Campus Beat Reporter
There are three hard facts of life: we all die someday, buffalo chicken cheese fries are good when you’re drunk, and internships are valuable. When it comes to finding internships, some are more lucky than others. If a college student has a relative working in a company that is seeking summer interns, they have a substantial advantage when it comes to getting the internship — and that’s totally fine.
On the surface, nepotism might seem like a corrupt practice that perpetuates privilege over ability. However, I would argue that nepotism is inconsequential in the face of diligence, ability, and gumption.
An intern who puts more work and dedication into an internship gets an infinitely greater amount of value from the experience than an intern who doesn’t. An internship has ramifications that go far beyond a single, isolated summer or semester — it isn’t simply a resume-building experience. An internship expands an intern’s network, inspires their curiosity, and teaches them invaluable skills.
As a result, if an intern does not maximize their internship experience and is only there to decorate their resume, they will be worse off than someone without an internship. Keep in mind that an internship is not a student’s end goal. It is merely a jumping off point for bigger and better things.
In the art of samurai sword making, steel is folded at least 20 times before it is turned into an indestructible weapon. In this sense, a student who goes through life coddled by nepotism is like steel folded only once — they will bend at the slightest breeze of the wind. On the other hand, a student who learns from rejection and never gives up is like steel folded a thousand times — not even a tank can hold off their unstoppable force. Therefore, nepotism has nothing to do with giving college interns advantages in the long run; in fact, it might even hurt the intern.
At its core, nepotism is an issue of luck. Luck places you in the right place at the right time — or in the case of nepotism, places you in the right family at the right company.
Simply put, the only thing differentiating two qualified candidates competing for the same position is something completely beyond the scope of their control. Because it is impossible to control the circumstances that place you in a beneficial situation, the only thing you can manipulate is how you choose to act with the opportunities given to you.
If a student is presented with an opportunity, regardless of whether they reached it through nepotism or hard work, it would be wasteful not to take advantage of it. Today’s capitalistic world was not built by equality and fairness, but by opportunists and doers.
Fading are the days of gumption, where courageous men and women braved the unknown, holding down the elements by their throats and yelling, “Look out world! Here I come.” The world’s supply of Paul Bunyans, Amelia Earharts, Ragnar Lothbroks, and Marie Curies are shrinking as a privileged world smothered by technology emerges to supplant the heroics of yore. But today I say to you “No more.”
Brothers and sisters of the world I say to you, “Put down your Facebook and pick up the hammer, for today is the day we build a better world. We shouldn’t be wasting our precious time debating the ethics of nepotism. Instead, we should be kicking down company doors and taking our rightful places with our abilities.
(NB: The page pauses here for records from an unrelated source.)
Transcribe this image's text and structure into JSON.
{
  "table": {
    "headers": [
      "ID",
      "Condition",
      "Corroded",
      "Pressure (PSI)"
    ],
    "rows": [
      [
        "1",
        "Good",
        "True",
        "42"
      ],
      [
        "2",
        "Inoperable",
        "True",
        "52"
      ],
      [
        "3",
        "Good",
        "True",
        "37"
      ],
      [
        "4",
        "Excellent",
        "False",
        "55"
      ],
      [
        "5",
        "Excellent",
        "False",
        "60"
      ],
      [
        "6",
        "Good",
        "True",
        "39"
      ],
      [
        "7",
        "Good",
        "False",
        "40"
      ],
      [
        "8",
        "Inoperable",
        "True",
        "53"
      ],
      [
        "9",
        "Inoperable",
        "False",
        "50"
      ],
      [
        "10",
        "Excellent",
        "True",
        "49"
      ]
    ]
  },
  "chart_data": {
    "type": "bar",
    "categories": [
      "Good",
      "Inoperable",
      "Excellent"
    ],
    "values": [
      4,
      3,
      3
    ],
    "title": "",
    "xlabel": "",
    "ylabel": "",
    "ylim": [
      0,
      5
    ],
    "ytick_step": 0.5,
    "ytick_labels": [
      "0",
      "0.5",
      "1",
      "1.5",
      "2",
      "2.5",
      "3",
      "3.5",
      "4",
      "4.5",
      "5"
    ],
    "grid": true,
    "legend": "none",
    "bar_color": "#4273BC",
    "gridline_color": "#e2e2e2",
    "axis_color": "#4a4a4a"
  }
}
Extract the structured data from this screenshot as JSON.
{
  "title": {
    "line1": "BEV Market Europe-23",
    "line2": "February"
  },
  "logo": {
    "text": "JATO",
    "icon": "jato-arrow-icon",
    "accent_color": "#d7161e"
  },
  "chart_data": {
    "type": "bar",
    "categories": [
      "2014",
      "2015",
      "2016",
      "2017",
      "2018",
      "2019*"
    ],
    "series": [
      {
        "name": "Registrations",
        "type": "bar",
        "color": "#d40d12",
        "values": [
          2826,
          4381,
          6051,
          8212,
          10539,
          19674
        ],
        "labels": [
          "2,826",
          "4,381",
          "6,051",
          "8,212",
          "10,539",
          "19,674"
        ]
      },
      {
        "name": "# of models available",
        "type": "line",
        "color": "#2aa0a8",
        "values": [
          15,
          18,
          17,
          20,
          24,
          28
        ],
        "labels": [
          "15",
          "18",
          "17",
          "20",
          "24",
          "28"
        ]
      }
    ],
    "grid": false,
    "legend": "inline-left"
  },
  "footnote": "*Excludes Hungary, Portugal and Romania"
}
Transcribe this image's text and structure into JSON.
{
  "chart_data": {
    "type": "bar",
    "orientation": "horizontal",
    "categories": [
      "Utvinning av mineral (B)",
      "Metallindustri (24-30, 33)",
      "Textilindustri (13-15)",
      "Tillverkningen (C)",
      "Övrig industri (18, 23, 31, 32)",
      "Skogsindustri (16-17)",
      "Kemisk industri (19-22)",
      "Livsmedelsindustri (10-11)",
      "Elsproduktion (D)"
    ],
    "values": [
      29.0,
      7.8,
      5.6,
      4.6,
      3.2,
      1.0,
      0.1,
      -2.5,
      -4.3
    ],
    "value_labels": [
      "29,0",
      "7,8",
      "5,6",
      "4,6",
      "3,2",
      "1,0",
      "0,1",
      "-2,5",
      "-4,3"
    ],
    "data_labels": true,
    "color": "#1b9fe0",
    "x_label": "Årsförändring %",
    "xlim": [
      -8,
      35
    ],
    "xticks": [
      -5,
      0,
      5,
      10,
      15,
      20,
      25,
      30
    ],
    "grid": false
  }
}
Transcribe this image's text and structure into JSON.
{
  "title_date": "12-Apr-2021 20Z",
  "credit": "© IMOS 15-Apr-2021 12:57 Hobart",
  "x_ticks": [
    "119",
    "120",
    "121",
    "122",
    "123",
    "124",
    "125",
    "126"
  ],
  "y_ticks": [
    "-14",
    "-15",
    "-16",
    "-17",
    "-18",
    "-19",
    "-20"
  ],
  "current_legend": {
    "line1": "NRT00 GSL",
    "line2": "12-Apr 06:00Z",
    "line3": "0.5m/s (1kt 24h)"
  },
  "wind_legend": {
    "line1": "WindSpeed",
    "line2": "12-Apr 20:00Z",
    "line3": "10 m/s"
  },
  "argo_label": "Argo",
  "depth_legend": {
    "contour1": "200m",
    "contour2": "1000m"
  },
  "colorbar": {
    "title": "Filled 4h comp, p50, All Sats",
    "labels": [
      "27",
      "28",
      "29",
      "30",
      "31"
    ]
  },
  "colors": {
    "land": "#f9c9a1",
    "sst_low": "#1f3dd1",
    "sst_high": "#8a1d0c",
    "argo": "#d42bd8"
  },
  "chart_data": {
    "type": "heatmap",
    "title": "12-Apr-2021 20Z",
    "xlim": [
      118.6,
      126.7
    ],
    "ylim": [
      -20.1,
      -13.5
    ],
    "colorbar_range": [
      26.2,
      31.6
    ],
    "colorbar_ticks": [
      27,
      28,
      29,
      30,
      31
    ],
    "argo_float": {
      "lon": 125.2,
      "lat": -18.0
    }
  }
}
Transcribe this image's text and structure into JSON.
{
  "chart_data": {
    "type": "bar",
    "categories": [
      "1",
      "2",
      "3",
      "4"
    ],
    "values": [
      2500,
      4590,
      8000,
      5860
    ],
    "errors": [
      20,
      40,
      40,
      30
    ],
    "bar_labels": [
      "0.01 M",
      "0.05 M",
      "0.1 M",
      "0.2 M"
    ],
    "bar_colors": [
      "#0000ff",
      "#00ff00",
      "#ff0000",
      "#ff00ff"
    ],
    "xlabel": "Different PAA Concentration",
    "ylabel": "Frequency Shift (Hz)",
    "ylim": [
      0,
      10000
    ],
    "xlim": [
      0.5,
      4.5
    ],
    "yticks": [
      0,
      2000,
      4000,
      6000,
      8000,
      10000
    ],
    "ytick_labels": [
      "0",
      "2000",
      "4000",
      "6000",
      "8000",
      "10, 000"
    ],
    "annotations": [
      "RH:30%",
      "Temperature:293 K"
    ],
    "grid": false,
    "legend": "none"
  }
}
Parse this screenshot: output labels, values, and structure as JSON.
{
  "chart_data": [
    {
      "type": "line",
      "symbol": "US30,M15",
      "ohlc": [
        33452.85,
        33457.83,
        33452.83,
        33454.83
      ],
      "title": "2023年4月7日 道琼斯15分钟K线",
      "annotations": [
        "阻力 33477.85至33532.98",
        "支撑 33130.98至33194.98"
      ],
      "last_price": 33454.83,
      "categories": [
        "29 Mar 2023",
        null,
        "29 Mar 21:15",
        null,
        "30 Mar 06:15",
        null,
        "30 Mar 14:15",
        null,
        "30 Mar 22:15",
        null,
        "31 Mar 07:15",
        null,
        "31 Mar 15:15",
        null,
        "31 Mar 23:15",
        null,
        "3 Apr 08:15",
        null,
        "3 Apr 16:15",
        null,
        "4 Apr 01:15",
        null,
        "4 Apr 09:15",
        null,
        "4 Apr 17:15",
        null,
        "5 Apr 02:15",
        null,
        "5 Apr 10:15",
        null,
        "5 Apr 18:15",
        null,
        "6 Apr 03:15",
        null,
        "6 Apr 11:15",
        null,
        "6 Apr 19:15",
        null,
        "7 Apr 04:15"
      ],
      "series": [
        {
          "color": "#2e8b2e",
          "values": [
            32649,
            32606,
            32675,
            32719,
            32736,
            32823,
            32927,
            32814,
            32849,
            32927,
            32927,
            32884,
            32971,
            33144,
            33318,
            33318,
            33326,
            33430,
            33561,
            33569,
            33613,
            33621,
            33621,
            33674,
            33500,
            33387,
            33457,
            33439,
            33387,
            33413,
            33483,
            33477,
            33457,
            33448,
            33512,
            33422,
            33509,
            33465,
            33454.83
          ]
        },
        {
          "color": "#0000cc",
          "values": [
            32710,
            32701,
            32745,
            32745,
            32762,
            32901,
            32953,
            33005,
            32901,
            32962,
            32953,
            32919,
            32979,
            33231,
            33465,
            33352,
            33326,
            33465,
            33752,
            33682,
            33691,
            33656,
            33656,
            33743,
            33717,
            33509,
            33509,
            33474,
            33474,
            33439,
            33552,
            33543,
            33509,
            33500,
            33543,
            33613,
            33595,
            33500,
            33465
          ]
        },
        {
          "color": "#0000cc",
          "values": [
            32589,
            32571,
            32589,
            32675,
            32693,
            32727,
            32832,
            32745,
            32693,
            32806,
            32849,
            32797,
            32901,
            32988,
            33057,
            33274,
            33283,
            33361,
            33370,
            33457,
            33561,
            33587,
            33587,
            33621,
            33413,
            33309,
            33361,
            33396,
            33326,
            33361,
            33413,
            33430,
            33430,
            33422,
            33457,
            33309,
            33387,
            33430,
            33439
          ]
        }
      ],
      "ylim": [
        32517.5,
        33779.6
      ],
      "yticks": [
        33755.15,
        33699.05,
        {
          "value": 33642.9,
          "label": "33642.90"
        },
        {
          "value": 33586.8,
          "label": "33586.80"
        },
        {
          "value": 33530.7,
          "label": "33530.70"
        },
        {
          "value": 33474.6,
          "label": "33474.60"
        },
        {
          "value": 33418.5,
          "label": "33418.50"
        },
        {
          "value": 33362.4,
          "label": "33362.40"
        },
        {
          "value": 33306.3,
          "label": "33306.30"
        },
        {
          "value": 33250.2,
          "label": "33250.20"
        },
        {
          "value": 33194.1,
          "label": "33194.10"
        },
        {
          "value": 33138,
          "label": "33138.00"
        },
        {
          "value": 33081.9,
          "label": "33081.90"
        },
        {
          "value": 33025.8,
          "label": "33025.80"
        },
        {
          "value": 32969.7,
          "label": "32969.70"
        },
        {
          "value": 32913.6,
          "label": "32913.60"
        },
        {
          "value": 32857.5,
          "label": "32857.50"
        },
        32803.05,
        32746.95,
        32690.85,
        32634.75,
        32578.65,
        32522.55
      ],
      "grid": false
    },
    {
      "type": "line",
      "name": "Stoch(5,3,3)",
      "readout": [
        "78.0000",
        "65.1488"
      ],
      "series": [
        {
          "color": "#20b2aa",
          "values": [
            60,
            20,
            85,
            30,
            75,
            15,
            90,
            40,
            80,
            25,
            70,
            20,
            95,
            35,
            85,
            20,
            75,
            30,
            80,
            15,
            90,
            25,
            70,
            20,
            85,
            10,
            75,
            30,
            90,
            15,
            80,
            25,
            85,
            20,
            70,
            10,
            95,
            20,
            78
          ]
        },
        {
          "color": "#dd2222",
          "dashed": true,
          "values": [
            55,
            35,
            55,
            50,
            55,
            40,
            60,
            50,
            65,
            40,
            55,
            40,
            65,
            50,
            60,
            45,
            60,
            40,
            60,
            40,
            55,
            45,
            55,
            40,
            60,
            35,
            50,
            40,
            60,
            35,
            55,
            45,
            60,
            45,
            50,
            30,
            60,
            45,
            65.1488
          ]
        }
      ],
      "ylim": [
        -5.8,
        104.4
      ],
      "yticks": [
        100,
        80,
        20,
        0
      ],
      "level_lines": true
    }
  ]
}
Every single one of us has the potential to take the human race farther then it has ever been, if only we’d stop complaining and start doing.”
In the end, it all comes down to the individual in question. Are they willing to maximize any and every opportunity that presents itself? If a student can confidently answer this question in the affirmative, then nepotism is merely a tiny detour in the long marathon of success.
So next time, don’t be jealous when your friend who has a relative working in I.V. Deli Mart gets an internship as a professional buffalo chicken fryer. Look critically at yourself, reexamine your values, and you will find that you are infinitely more capable than a professional buffalo chicken fryer.